E com o mesmo final feliz. Ambos voltaram para casa carregando o objeto que mais cobiçavam na vida. Quando ele chorou com o bronze nas mãos, ela esperava sua vez de enfrentar as águas quentes do Odaiba Marine Park, que chegaram aos 29,3ºC na largada.
Nada nem ninguém chegou perto de ameaçar a vitória de Ana Marcela. A prova, definida por ela como perfeita, não exigiu o "sprint final louco, quando você reza para a chegada chegar logo". Tudo estava sob controle. Mas, ela garante que se recebesse o ataque de alguma adversária, tinha fôlego e velocidade de sobra.
Tinha foco. Deixou de dar entrevistas por dois meses, se isolou, sumiu um tempo das redes sociais. Tinha em mente o pensamento que passou a exercitar desde que iniciou acompanhamento psicológico - após a decepção no Mundial de Xangai, em 2011: o ruim não vai se repetir, o bom pode vir de novo.
"Tudo o que acontece tem que ter sempre um lado bom. É isso que eu tento fazer, evito pensar nas coisas ruins. E a hora boa chegou. Eu me blindei muito", conta Ana Marcela.
Para cada um dos 63 dias que passou fora do Brasil, Ana Marcela incluiu na rotina abrir um potinho e pegar um dos 63 bilhetes feitos pela namorada, Maria Clara Fontoura. A escolha era aleatória, mas encaixava perfeitamente aos momentos que estava vivendo.

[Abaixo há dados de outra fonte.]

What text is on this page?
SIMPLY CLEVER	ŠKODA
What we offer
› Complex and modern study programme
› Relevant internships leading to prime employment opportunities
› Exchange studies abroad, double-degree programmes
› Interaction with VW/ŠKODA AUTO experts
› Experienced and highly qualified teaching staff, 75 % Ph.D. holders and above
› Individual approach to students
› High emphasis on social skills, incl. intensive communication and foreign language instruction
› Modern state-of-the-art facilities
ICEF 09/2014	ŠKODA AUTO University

"Foi muito louco! O do dia depois da medalha foi algo como 'já deu certo'. E o de dia seguinte foi o desenho do pódio comigo em primeiro lugar. Quando eu estava no treinamento em altitude, tirei um escrito 'Estamos com você. Você tem força'. Tudo se encaixava... E deu tudo certo. Estou muito feliz!".